G-7 officials indicated their joint statement could be less detailed than communiques of the past, always intensely parsed for policy language that could move markets.
Questions ahead of the meeting about whether a communique would even be issued suggests a changed role for the forum of industrialized democracies after the decision at the Group of 20 summit in Pittsburgh to make the G-20 the world's premier economic forum.
The G-20 includes the growing economic powerhouses of China, Brazil and India. The G-7 countries are the United States, Japan, Germany, France, Britain, Canada and Italy.
Canada - next year's leader of the grouping - has indicated that it will continue with the finance ministers meetings, while there is speculation that France, which is due to take over leadership of the G-7 and the G-20 at the same time in 2011, may ditch the smaller forum.

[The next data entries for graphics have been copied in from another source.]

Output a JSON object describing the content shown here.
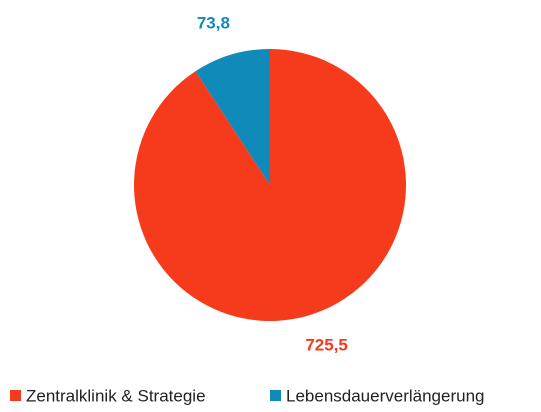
{
  "chart_data": {
    "type": "pie",
    "categories": [
      "Zentralklinik & Strategie",
      "Lebensdauerverlängerung"
    ],
    "values": [
      725.5,
      73.8
    ],
    "value_labels": [
      "725,5",
      "73,8"
    ],
    "colors": [
      "#f53b1c",
      "#108ab8"
    ],
    "legend": "bottom"
  }
}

There's even talk that a new Group of Four, which would comprise the U.S., Japan, China and a representative of the European Union, will look to co-exist alongside the G-20 in the near future.
Britain's finance minister Alistair Darling sought to dampen talk that it would be a new important body.
"We talk to lots of people but we don't put a G in front of it," Darling told a media briefing ahead of the meeting.
The finance ministers, who will be joined by their central bankers, still have important issues to discuss as the world economy begins a slow recovery from the deepest recession since World War II.
Chief among these is likely to be the dollar, which has been falling in foreign exchange markets in recent weeks and months. In recent days, it sank to an eight month low against the yen and the euro nearly hit a year-high against the dollar, prompting concerns that a dollar crisis could bring the world recovery to a grinding halt.
Analysts will be looking to see whether the group makes a statement aimed at supporting the dollar.
The U.S. currency won some respite Friday ahead of the meeting as higher than expected U.S. job losses for September stoked a flight toward safe haven assets
- the dollar usually garners support in such situations.
The dollar closed the week just below 90 yen while the euro was a tad short of $1.46.
A falling dollar hits exporting countries as they will find it more difficult to sell their products to the U.S. and raises the cost of commodities such as oil, which are priced in the U.S. currency
- potentially putting a brake on global growth, which the IMF earlier said was fragile.